More recently he has seen the Sky Blues lose at Morecambe and Accrington Stanley after relegation to League Two during a troubled period on and off the pitch when the club’s future was in doubt.
“I’d been to Old Trafford and Anfield and now I was watching Forest Green do the double over us in League Two,” says Baker, former chairman of the Sky Blue Trust.
“I couldn’t see how we were going to escape this decline. A couple of times that season [2017-18] I remember thinking to myself ‘how on earth have we ended up here?'”
By then, Coventry’s fanbase had already been divided after a rent row forced the team to play home games at Northampton throughout 2013-14.
Many supporters refused to go and watch – including Baker. “That whole period was toxic,” he recalls.
“Coventry City should play in Coventry. I felt I would be endorsing the move if I paid to watch my team play at ‘home’ in Northampton. I couldn’t go along with it.
“We didn’t own our ground, we were in decline on the pitch.
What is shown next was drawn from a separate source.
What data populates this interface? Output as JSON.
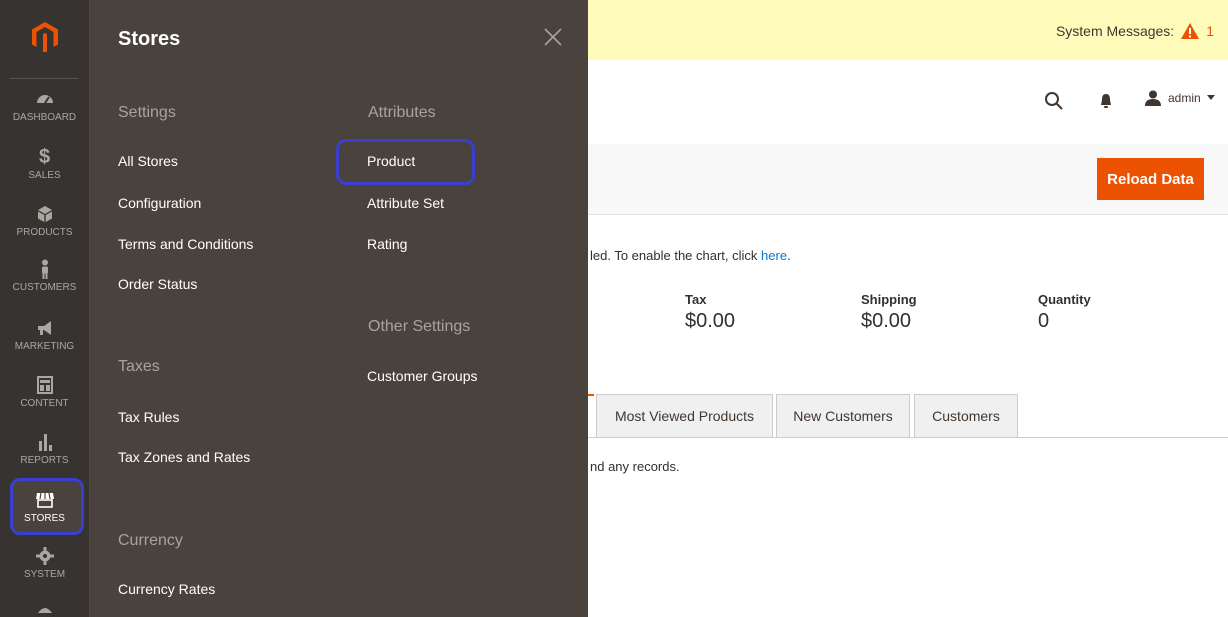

The question many fans were asking was ‘could the club go out of existence?”
Steve Ogrizovic, Coventry’s FA Cup-winning goalkeeper 37 years ago, believes the club’s problems stemmed from leaving their old Highfield Road ground – now a housing development – in 2005 to move three miles to the Ricoh Arena.
“That never really worked, they got themselves into debt,” says Ogrizovic.
“Each season I thought things would get better but they got worse. There have been points deductions, relegation to League One, relegation to League Two.
“The time it all changed was the day Mark Robins walked back into the club for his second stint.”